Wednesday, March 27, 2013

Rust

So there's this truck. I can only imagine the stories it could tell or that old men could tell about it.

I'm not currently privvy to any of those tales so I'll just cue up the Mississippi John Hurt station on my Pandora app and hash out some thoughts that struck me when I saw this truck earlier this week.

For me, the past is a passion. If you know me or have read my writing at all you know this. There's something about an old house, a crumbling cotton mill or an old truck. Then thre are the people that knew these as "home", "job" or "transportation". And then they have the stories of what made these things great.

Every day we lose history to the wrecking ball, to Alzheimers, to the Death Angel

And so sits the truck.

It isn't in any shape to serve its intended purpose. Even with meticulous maintenance and up keep, it just wouldn't be capable of filling the role it was intended to serve. There are bigger, more powerful, faster models now. It would be difficult and expensive to even find replacement parts for the old pumper. You can't exactly run down to Napa and pick up a transmission linkage for a 1950 Mack.

But you have to admit, the ol' gal has something that these new models just can't match. Those new trucks are red because models like this one were first. Those running boards carried men long before enclosed jump seats and seat belts. The open top was the tradition before air conditioning became standard. Then there's the details, many no longer visible or even present. that made her beautiful. Class. Grace. Style.

But she's just an old assemblage of metal parts, no longer useful. She might as well be in a scrapyard somewhere.

Or maybe a nursing home?

What?

I made a little transition there. It was intentional. I'm not trying to place a moral equivalence on a rusting fire engine and an elderly person in a home. Although many in our society have no problem whatsoever doing exactly that. On some level, I've been guilty of this myself.

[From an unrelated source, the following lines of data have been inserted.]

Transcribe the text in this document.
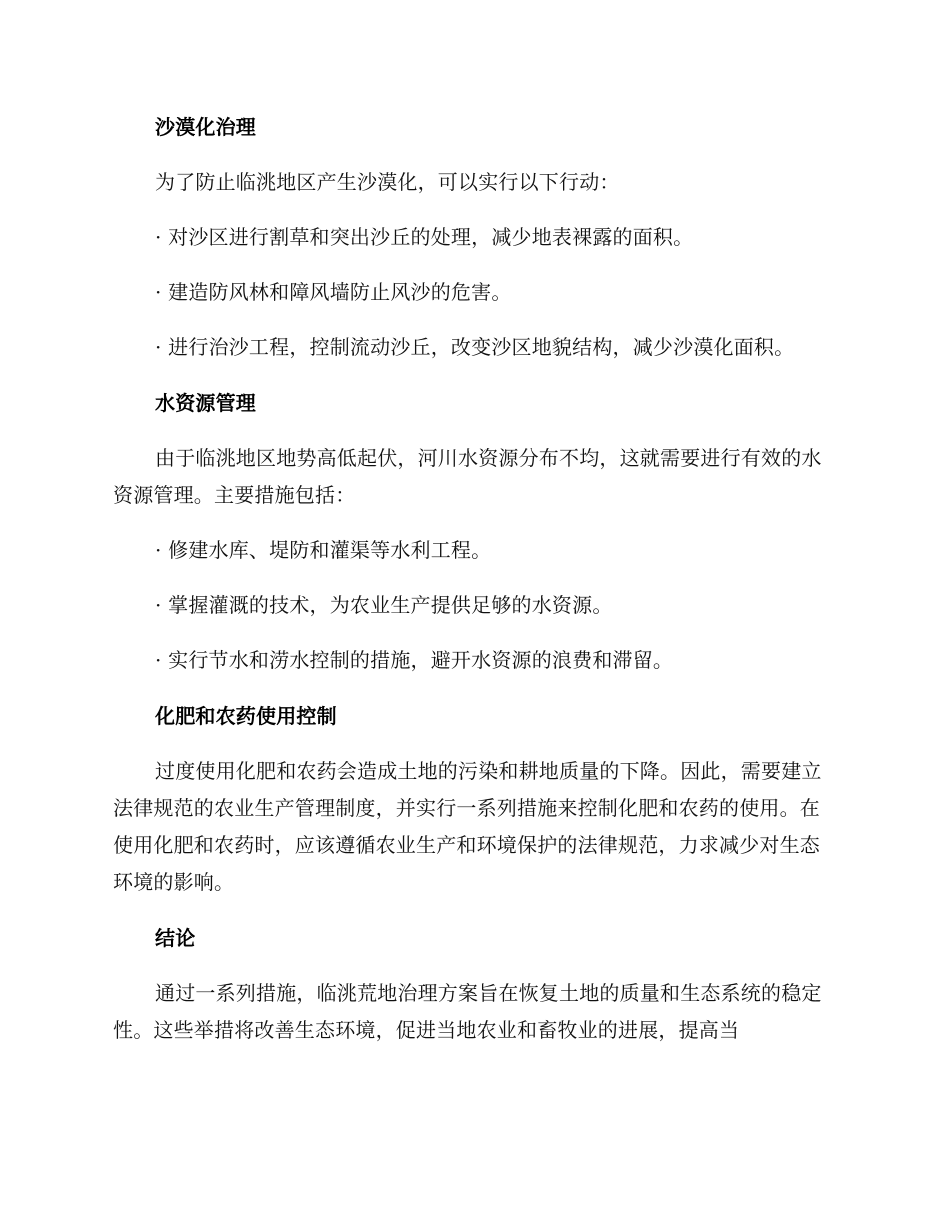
沙漠化治理
为了防止临洮地区产生沙漠化，可以实行以下行动：
· 对沙区进行割草和突出沙丘的处理，减少地表裸露的面积。
· 建造防风林和障风墙防止风沙的危害。
· 进行治沙工程，控制流动沙丘，改变沙区地貌结构，减少沙漠化面积。
水资源管理
由于临洮地区地势高低起伏，河川水资源分布不均，这就需要进行有效的水资源管理。主要措施包括：
· 修建水库、堤防和灌渠等水利工程。
· 掌握灌溉的技术，为农业生产提供足够的水资源。
· 实行节水和涝水控制的措施，避开水资源的浪费和滞留。
化肥和农药使用控制
过度使用化肥和农药会造成土地的污染和耕地质量的下降。因此，需要建立法律规范的农业生产管理制度，并实行一系列措施来控制化肥和农药的使用。在使用化肥和农药时，应该遵循农业生产和环境保护的法律规范，力求减少对生态环境的影响。
结论
通过一系列措施，临洮荒地治理方案旨在恢复土地的质量和生态系统的稳定性。这些举措将改善生态环境，促进当地农业和畜牧业的进展，提高当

Think about it. Not able to fill the old role, not quite as physically impressive as before, well versed in the old ways, a little sketchy on the new-fangled stuff, still has hints of the class and charm of the past but might have a few parts missing.

Ever known anyone like that?

I could make a list of such people that I wish I could tell me a few stories. But they can't. They'd understand how to ease through this "economic downturn". They'd probably laugh at it and tell us that they called it "Wednesday" because a man that walked miles to work did so because there was a job in the midst of a depression and even if the government was handing out checks, he had too much dignity to take one.

My how times have changed.

They could tell us about garden fresh vegetables and ration stamps. They were recycling materials for the war effort and turning in Coke bottles for the deposit before Al Gore was an inconvenient truth. They knew hard times and how to get by...and how to make sure their kids and grandkids wouldn't know times like that.

And we fouled that up.

Those old people used trucks like this one to make the world a better place. How many of us are here because someone used this old truck to save the life of a father, grandfather, great-grandfather? How many of us are here because a forgotten or neglected old man or woman was a doctor, a nurse, a teacher, a soldier, a fireman, a musician, a cotton mill worker, a banker...well...you get what I'm saying.

Sometimes a rusty old truck isn't just a rusty old truck. Sometimes it's more. Same goes for that grumpy old man down the road. A lot of things can make a man grouchy. I've learned that sometimes its the weather in places like Bastogne, Chosin or the Mekong Delta. Sometimes it's the view from the scenic Winecoff Hotel or a stroll through the Cocoanut Grove.

You don't have to restore the old truck and drive it down the road. Old trucks and old people both pass on. That's the natural order of things. Time moves on. But as it does, give that old rusty truck a second thought or at least the benefit of the doubt. There's a good chance that it deserves it.